Leon mußte sich ohne Verzug auf den Weg machen. Das Geheiß des Verstorbenen geht allem Andern, selbst dem Rufe der Liebe voran. Und dieser Todte wird gar Vielen hier im Lande gestorben sein!

Des andern Tages früh Morgens schellte der Eisenkakadu an der Thür zu Madame Corysandens Wohnung. Er trug ein Packet Stoffe, in Papier eingeschlagen, unter dem Arme. Er hatte zu diesem Besuche sein gewöhnliches Aussehen ganz und gar verändert: der Kakadu war nach der Mode in der Mitte abgetheilt und zu beiden Seiten glatt niedergekämmt, der Schnurrbart war schwarz gewichst; der Mann trug grüne Augengläser und hatte die zwei Reihen schöner Zähne, ein Meisterstück der Zahntechnik, daheim gelassen, so daß sein bester Bekannter sich nicht zu entsinnen gewußt hätte, diesem eingefallenen Gesichte jemals begegnet zu sein.

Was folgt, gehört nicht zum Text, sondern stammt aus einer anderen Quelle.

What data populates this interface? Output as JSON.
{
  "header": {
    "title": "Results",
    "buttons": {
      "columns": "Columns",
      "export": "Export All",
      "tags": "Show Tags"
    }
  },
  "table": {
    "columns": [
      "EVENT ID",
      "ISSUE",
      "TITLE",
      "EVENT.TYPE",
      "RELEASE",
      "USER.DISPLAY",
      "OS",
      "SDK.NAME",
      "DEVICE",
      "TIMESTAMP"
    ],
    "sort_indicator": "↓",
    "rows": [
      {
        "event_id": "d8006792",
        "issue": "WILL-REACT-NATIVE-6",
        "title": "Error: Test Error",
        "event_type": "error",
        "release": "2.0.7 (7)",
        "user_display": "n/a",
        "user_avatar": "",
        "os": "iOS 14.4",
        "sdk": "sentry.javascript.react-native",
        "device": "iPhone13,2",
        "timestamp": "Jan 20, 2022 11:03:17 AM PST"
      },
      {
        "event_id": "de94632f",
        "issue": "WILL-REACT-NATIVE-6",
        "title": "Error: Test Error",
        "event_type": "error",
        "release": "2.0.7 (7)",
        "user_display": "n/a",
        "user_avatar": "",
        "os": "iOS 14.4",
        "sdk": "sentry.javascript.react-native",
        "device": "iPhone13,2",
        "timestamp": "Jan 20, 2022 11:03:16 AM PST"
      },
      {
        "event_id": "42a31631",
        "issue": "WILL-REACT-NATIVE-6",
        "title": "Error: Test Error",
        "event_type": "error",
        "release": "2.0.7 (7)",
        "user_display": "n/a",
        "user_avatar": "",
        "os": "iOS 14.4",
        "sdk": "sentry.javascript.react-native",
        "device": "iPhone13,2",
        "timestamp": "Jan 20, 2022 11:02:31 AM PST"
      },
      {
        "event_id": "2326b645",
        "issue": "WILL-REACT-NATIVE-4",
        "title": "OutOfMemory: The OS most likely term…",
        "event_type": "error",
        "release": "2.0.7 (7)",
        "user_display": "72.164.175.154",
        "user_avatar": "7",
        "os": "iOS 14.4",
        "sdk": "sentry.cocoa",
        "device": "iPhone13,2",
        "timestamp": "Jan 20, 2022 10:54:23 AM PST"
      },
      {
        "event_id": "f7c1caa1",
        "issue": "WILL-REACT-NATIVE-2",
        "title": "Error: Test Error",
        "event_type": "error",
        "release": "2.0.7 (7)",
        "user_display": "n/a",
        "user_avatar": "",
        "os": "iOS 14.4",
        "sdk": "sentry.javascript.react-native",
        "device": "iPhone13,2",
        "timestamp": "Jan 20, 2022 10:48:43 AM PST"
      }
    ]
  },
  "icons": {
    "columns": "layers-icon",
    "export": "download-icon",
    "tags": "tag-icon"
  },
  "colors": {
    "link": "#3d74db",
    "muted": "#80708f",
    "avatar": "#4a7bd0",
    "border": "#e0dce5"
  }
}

Auf das Glockenzeichen fragte eine nicht eben einladende Stimme innerhalb der Thür: »Wer ist da?«

»Die schwarze Rose,« gab der alte Herr mit honigsüßer Stimme zur Antwort.

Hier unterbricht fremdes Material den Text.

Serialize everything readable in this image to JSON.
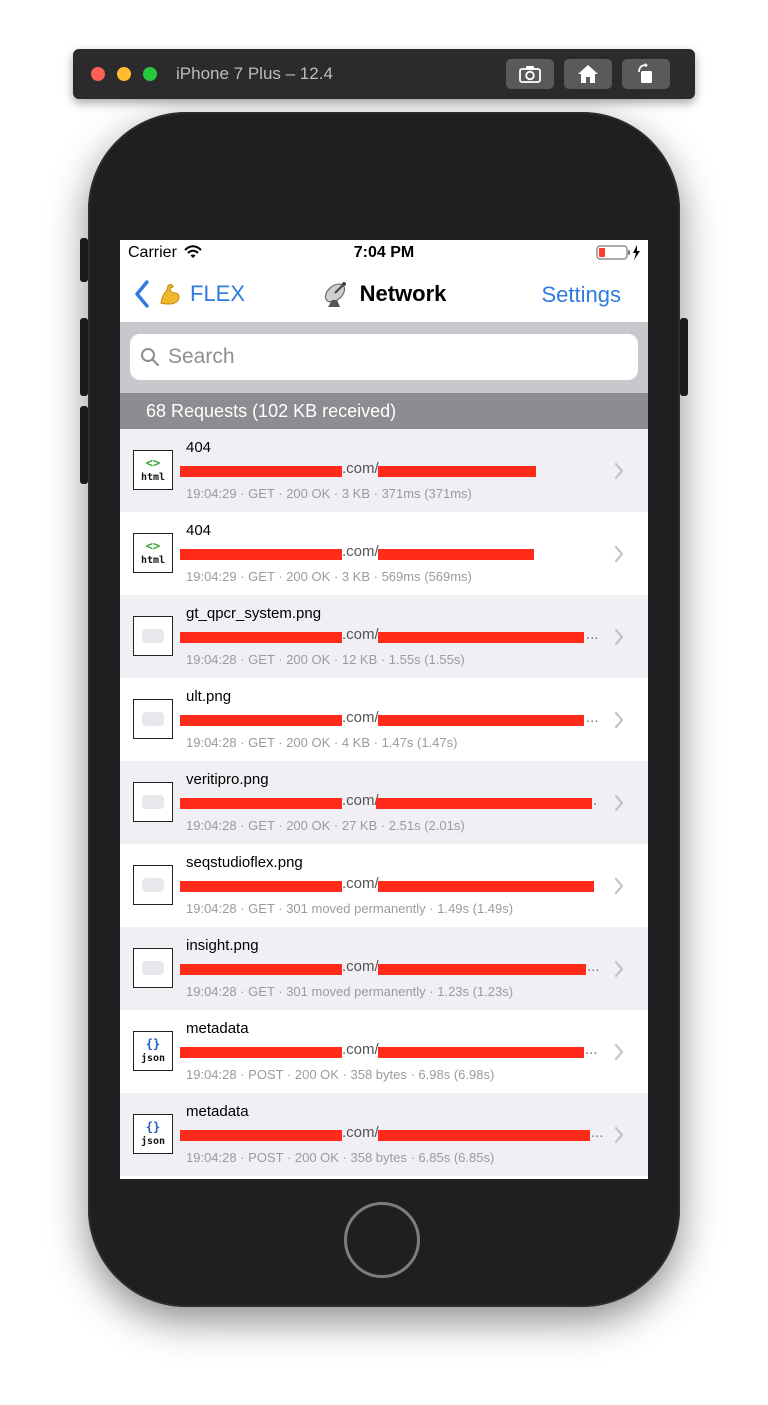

Der Name that eine wunderbare Wirkung. Der Schlüssel drehte sich im Thürschlosse und ein Frauenkopf, bis an die Brauen in eine unter dem Kinn gebundene Haube gehüllt, kam zum Vorschein. »Was wollen Sie hier?« fuhr die Besitzerin der Haube den Besucher an.

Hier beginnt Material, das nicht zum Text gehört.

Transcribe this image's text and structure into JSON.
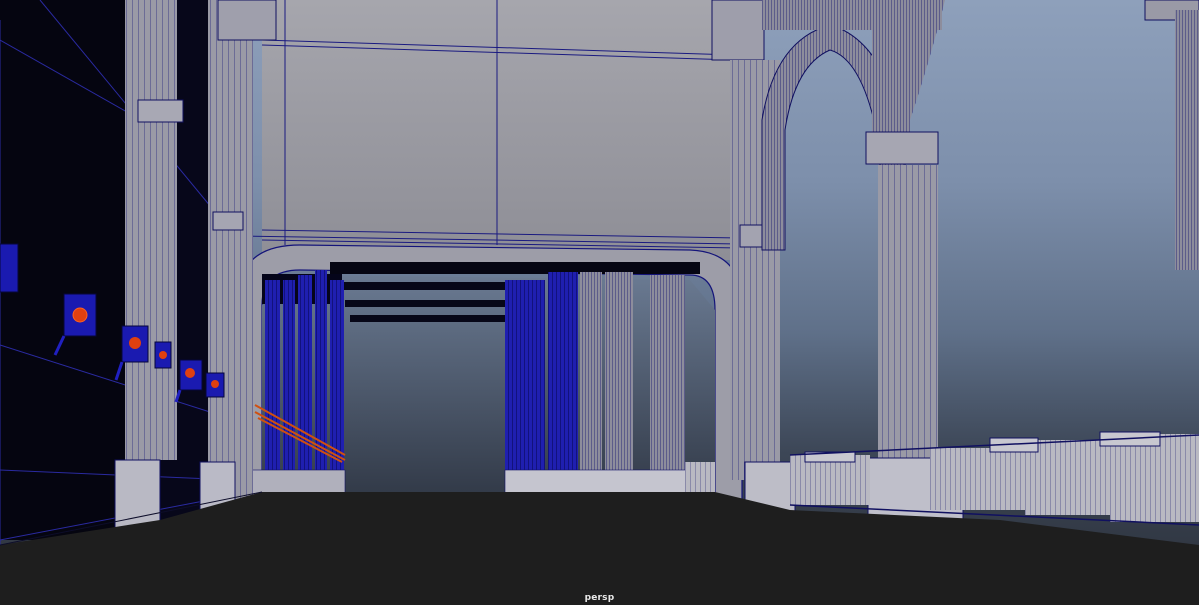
{
  "viewport": {
    "camera_label": "persp"
  }
}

»Unterthänigster Diener, Madame!« sprach der alte Herr, machte einen schlurfenden Kratzfuß und zog mit ehrerbietiger Höflichkeit den Hut. »Sie waren dieser Tage so gütig, bei der ›schwarzen Rose‹ um eine Stickerei-Arbeit anzufragen. Damals lag im Augenblicke eben nichts vor; seither aber haben wir eine größere Bestellung bekommen; unser Chef hatte Madames Adresse notirt und schickt hier den Stoff; wenn wir handelseinig werden können, so ...«

»Ich bitte, mein Herr!« sprach Madame Corysande, nunmehr mit feierlicher Herablassung und ließ den artigen Gast, der sich fortwährend auf das Manierlichste verbeugte, durch das kleine Vorzimmer in das innere Gemach eintreten.

Madame Corysandens Wohnung war überaus nett eingerichtet und gehalten. Darein setzte sie einen gewissen Stolz. Wer zum Besuch kam, durfte nicht merken, daß sie keinen Dienstboten hielt; daher glänzte der Fußboden des Zimmers immer in tadelloser Frische: sie bürstete ihn jeden Morgen selber auf.

»Pamina!« rief Madame Corysande voraus in das Zimmer. Der Ruf sollte eine Mahnung an das Schoßhündchen sein, das Gebelle zu unterlassen, welches der kleine Kläffer aufzuschlagen pflegte, so oft er eines Fremden ansichtig wurde. Gleichwohl entstand daraus ein kleines Quiproquo; der alte Herr begrüßte nämlich mit dem Namen, den er soeben gehört hatte, die junge Dame, die am Fenster saß. »Unterthänigster Diener, Fräulein Pamina!« Die beiden Damen lachten über den Irrthum so herzlich, daß Madame Corysande vor lauter Heiterkeit kaum im Stande war, dem artigen Fremden begreiflich zu machen, daß auf den Ruf nicht so sehr die junge Dame höre, die dort am Stickrahmen saß, als vielmehr das kleine Bologneser Favoritchen; daraufhin glaubte nun der sonderbare alte Herr nicht das Fräulein, sondern das Hündchen um Entschuldigung bitten zu müssen; er habe es seines einzigen unbestreitbaren Eigenthums: seines Namens, durchaus nicht berauben wollen. Die Exkuse mußte die Damen begreiflicherweise in noch weit heiterere Stimmung versetzen.

Und das war es ja eben, was der alte Herr erzwecken gewollt hatte. Er wußte ganz wohl, wie die Damen beide hießen, er hatte nur der Komödie, die er beabsichtigte und deren Text durchaus ein gar tragischer ist, durch einen etwas komischen Grundton ein minder düsteres Kolorit verleihen wollen.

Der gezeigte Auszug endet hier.